* Launches review of Fresh & Easy chain
* CEO says "likely but not certain" firm will exit U.S.
* UK Q3 lfl sales down 0.6 pct ex fuel and VAT sales tax
* CEO says UK non-food performance "not good enough"
* Shares up 3 pct
(Adds detail, CEO, analyst, investor comment, updates shares)
By James Davey
LONDON, Dec 5 Tesco Plc is set to end
its five-year attempt to crack the cut-throat U.S. market and
will focus on turning around its struggling home business and on
faster-growing emerging markets.
The world's third-biggest retailer said it was reviewing its
loss-making U.S. unit Fresh & Easy that could lead to the sale
or closure of the 200-store chain that employs 5,000.
"It just became clear to us that the journey to sustainable
returns was going to take too long," Phil Clarke, chief
executive of the British company, told reporters.
"It's likely but not certain that our presence in America
will come to an end," said Clarke, speaking from Los Angeles.
Clarke, CEO since March 2011 and a Tesco lifer who as a
youth stacked shelves in his local store, said finding a
solution to Fresh & Easy would allow the group to divert
resources in more profitable markets.
Some analysts believe the move could represent a fundamental
shift in Tesco's thinking.
"The decision on the U.S. is but a first step. We expect
Tesco to significantly reduce capital expenditure and focus on
cash generation and increasing return on capital employed," said
analyst Philip Dorgan at brokerage Panmure Gordon.
Tesco shares, down 20 percent over the last year, were up 3
percent at 337 pence by 1249 GMT.
Announcing the review alongside a third-quarter trading
update that showed continued pressure in Tesco's core UK market,
the group said it would report the review's findings when it
publishes full-year results in April.
Tesco, which trails France's Carrefour and U.S.
leader Wal-Mart by annual sales, said it had received a
number of approaches from parties interested in acquiring all or
part of Fresh & Easy, or in partnering with the firm.
Tesco added that Tim Mason, Fresh & Easy's CEO and deputy
group CEO, is leaving Tesco after 30 years with the firm.
Investment bank Greenhill will assist with the review.
Having absorbed nearly 1 billion pounds ($1.6 billion) of
capital since its 2007 launch when Tesco was run by Clarke's
predecessor Terry Leahy, Fresh & Easy has failed to make a
profit in a market where it competes with the likes of Trader
Joe's and Whole Foods Market as well as Wal-Mart.
Clarke has been under increasing pressure from investors to
take decisive action and an easing of Fresh & Easy's
third-quarter underlying sales growth to 1.8 percent from 6.9
percent in Q2 may have been the final straw.

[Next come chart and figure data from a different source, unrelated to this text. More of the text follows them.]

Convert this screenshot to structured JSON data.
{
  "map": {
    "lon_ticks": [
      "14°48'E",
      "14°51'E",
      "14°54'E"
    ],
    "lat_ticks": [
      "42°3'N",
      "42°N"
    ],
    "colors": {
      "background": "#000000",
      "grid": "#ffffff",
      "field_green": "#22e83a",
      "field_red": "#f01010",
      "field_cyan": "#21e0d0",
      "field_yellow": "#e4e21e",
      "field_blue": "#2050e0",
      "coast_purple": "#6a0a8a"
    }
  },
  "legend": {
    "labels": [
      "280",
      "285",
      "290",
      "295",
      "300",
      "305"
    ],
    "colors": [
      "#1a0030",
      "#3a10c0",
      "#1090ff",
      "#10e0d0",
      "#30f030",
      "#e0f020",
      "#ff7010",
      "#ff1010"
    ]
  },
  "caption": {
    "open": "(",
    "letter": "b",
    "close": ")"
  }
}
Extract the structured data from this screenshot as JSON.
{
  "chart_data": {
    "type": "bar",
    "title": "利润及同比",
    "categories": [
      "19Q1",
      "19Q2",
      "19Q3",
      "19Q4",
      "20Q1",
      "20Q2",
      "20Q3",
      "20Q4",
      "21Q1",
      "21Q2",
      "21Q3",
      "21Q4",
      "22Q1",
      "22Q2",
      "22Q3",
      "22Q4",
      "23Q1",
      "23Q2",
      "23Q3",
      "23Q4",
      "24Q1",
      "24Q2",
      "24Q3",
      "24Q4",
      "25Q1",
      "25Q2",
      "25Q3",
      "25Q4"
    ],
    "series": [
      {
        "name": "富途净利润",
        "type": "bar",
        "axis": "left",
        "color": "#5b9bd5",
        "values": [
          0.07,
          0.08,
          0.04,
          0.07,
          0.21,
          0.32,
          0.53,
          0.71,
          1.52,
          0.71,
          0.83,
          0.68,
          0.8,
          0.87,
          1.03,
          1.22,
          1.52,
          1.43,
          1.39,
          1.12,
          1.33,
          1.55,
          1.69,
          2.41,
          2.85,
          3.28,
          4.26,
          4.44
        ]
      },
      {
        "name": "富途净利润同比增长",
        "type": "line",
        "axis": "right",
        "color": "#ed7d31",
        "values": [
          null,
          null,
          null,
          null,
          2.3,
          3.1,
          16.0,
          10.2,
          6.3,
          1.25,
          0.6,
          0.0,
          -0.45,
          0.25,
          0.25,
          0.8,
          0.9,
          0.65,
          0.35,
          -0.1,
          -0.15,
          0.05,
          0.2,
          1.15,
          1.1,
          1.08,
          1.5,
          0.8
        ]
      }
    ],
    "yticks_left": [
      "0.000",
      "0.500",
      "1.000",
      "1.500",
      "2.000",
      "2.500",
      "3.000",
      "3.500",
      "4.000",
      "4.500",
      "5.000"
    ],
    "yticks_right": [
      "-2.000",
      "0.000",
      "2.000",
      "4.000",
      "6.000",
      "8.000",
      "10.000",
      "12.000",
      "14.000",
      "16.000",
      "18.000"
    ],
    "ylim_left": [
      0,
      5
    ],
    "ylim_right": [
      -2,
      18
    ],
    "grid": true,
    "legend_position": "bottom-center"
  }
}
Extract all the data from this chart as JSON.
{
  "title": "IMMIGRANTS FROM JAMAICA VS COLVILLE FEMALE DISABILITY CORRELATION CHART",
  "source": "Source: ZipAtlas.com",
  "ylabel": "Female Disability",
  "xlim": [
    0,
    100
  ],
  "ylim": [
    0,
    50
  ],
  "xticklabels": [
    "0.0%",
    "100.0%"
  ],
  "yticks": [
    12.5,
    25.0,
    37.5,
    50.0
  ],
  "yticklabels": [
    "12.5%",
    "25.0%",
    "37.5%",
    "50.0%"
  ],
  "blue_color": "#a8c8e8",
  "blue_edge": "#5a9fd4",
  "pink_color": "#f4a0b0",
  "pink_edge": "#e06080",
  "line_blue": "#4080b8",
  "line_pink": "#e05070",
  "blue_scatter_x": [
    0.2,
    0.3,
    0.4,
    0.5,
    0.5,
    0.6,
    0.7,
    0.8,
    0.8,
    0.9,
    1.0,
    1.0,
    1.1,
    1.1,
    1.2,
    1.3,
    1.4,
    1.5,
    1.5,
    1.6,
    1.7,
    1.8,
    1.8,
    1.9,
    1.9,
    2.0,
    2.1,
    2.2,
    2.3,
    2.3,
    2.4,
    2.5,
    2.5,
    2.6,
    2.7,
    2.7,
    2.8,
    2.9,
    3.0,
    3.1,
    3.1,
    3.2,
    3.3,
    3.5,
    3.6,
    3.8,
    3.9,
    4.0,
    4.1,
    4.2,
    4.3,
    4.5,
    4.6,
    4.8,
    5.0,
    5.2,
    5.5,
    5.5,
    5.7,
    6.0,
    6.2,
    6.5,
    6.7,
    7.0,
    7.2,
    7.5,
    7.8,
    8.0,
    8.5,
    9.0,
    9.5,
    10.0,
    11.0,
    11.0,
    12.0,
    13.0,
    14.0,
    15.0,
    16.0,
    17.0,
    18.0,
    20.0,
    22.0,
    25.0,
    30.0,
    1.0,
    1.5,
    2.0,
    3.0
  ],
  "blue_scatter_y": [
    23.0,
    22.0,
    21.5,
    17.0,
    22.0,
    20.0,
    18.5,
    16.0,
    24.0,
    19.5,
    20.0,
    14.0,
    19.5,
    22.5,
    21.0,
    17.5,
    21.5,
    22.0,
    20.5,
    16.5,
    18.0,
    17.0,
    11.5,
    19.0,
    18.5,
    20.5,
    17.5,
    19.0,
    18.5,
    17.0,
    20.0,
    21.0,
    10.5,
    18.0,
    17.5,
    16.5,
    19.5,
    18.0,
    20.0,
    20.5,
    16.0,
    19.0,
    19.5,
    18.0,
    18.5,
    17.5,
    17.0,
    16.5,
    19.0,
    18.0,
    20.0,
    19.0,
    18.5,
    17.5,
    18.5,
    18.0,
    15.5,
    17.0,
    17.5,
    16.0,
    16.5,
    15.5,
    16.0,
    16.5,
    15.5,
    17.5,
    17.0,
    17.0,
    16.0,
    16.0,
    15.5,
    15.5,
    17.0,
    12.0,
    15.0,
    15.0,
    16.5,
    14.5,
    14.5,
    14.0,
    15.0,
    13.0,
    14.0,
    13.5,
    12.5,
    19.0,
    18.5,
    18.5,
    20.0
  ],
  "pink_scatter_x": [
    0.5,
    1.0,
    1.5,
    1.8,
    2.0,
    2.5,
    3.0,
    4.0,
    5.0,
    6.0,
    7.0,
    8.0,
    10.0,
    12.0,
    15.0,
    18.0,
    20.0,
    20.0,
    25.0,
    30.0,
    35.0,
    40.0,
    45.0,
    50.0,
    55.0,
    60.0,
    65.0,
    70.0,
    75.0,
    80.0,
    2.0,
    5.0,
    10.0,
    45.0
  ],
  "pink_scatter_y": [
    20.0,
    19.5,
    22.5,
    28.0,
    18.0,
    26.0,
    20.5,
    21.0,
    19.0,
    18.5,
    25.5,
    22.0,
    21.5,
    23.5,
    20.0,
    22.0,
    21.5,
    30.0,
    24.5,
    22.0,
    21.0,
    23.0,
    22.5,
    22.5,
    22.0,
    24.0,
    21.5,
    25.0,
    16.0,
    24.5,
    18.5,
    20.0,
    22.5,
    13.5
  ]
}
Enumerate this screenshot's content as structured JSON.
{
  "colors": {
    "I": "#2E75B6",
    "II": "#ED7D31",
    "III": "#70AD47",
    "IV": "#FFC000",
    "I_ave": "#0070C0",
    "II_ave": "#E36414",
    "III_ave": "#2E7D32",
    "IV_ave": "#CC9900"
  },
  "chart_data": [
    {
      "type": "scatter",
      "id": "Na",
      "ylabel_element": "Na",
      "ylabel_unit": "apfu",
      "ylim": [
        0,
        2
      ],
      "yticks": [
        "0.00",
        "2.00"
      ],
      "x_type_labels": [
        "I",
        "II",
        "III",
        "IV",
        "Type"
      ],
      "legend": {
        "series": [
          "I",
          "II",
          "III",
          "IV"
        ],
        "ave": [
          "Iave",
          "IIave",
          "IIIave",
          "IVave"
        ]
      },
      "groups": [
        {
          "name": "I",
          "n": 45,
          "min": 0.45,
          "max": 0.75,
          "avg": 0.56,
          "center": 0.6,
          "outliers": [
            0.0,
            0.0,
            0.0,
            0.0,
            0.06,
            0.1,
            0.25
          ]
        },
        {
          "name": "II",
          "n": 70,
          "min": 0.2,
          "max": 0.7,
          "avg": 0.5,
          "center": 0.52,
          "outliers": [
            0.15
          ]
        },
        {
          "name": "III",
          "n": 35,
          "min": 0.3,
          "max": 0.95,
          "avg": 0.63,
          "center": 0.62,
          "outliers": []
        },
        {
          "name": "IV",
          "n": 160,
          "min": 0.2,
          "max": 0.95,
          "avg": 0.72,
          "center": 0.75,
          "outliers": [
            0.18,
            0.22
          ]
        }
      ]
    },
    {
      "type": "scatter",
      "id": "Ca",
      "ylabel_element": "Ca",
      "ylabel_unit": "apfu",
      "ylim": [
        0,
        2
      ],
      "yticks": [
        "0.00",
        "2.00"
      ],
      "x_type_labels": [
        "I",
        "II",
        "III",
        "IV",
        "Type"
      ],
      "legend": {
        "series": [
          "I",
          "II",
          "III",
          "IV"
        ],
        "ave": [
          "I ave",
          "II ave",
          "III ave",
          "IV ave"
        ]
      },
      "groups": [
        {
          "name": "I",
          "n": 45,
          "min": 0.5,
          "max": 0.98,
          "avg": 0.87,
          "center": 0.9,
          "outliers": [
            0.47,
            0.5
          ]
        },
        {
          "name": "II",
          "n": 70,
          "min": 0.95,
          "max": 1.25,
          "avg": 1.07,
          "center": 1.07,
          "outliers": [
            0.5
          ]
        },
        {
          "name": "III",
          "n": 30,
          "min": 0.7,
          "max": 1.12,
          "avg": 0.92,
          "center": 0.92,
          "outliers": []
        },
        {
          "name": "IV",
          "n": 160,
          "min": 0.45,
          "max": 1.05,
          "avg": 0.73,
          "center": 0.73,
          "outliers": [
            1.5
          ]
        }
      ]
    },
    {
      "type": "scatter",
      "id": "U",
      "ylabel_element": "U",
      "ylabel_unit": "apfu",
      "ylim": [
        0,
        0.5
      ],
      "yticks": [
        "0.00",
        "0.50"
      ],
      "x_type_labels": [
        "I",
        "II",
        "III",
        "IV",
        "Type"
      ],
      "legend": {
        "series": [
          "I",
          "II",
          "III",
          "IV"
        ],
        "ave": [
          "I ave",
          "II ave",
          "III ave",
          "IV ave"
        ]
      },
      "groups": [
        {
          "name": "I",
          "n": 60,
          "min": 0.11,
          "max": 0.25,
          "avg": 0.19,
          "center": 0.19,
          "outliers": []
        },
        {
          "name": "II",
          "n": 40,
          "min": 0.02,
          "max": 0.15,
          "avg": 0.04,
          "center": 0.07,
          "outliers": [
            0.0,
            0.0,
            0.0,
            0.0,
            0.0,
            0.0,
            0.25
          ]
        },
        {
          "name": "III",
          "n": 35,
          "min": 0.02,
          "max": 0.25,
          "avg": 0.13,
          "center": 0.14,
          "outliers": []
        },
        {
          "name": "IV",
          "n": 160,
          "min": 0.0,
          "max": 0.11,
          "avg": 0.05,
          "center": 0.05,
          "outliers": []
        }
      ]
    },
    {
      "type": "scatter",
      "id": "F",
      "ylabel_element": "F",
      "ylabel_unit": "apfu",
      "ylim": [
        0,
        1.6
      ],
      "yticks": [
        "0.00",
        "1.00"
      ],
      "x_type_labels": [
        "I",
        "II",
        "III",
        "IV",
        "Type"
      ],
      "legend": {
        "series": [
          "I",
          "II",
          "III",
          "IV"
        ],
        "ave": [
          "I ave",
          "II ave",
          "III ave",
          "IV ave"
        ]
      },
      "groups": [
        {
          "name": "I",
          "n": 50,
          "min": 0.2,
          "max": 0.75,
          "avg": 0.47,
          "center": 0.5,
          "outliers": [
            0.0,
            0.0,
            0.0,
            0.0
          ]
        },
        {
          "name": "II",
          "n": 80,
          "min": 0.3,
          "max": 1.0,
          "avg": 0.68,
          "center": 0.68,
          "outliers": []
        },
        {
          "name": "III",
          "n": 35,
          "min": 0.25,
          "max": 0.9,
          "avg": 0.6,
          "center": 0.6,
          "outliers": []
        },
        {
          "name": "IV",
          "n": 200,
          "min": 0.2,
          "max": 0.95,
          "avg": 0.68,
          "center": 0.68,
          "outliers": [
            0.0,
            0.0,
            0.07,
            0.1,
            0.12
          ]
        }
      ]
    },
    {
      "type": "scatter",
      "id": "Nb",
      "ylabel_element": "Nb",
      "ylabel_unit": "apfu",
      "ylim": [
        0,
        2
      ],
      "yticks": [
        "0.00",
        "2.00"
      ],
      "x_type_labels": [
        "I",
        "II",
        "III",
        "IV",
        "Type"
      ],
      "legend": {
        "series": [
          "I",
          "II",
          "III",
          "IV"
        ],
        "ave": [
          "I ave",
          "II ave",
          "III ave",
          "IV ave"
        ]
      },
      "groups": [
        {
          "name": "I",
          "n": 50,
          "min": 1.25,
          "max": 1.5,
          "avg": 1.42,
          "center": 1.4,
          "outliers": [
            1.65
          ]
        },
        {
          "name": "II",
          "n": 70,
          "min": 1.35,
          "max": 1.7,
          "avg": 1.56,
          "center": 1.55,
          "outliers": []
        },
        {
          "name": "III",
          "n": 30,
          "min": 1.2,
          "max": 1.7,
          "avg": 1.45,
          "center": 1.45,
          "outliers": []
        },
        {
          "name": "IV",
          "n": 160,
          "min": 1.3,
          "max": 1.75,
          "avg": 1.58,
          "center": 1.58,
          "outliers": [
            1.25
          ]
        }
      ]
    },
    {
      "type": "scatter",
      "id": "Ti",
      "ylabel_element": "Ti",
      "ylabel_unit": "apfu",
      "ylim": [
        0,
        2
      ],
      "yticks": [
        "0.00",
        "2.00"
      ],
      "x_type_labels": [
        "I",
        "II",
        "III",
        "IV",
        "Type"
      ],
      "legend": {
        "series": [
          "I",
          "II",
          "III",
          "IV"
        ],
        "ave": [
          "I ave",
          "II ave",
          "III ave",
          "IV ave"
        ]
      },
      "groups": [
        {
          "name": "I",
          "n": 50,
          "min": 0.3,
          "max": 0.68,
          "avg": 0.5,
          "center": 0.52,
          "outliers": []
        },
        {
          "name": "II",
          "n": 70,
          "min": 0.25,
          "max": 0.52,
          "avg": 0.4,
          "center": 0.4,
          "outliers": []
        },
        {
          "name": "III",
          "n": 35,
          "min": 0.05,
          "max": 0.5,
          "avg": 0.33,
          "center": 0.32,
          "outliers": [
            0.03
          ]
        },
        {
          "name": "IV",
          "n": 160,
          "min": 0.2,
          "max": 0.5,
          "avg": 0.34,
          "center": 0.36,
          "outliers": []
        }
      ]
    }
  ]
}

Charles Heenan, investment director at fund firm Kennox, who
has Tesco as his third-largest holding, welcomed the review. "It
would be lovely if they could sell it and make lots of money but
I don't think that is likely to happen. I would prefer them to
leave completely but if the best they can do is structure some
sort of partnership, that's not a disaster," he said.
He added that Tesco should focus on sorting out the UK,
where it posted a return to falling quarterly underlying sales,
raising questions over whether Clarke's 1 billion pound recovery
plan is struggling to make an impact.
Tesco's sales at UK stores open over a year, excluding fuel
and VAT sales tax, were down 0.6 percent in the 13 weeks to Nov.
24. That compared with forecasts in a range of down 0.9 percent
to up 0.2 percent and with a 0.1 percent increase in the prior
quarter, which was its first rise after 18 months of decline.
Clarke said like-for-like sales in food, the main focus of
his recovery programme, grew 1.2 percent, ahead of the market
overall, but conceded a further reduction in underlying sales of
non-food categories "was not good enough".
Tesco, which stunned investors in January with its first
profit warning in more than 20 years, is battling to regain
momentum against a weak UK economy, with consumers fretting over
job security and a squeeze on incomes. The firm has suffered
more than rivals, in part because it sells more discretionary
non-food goods on which shoppers have been cutting back most.
In April Tesco launched a strategy to revive UK sales,
investing in more staff, revamped food ranges, smartened stores
that give more space to food and refined marketing.
Rivals Asda (part of Wal-Mart) and J Sainsbury Plc
have both recently reported sales increases and the only major
domestic rival to have reported a decline was No. 4 player Wm
Morrison, albeit for different trading periods.
Tesco's woes are not confined to the UK and United States.
In South Korea, its biggest overseas market, underlying
sales fell 5.1 percent as legislation allowing local governments
to impose shorter trading hours hurt trading, while in eastern
Europe underlying sales were down 3.6 percent, reflecting
fallout from continued euro zone instability.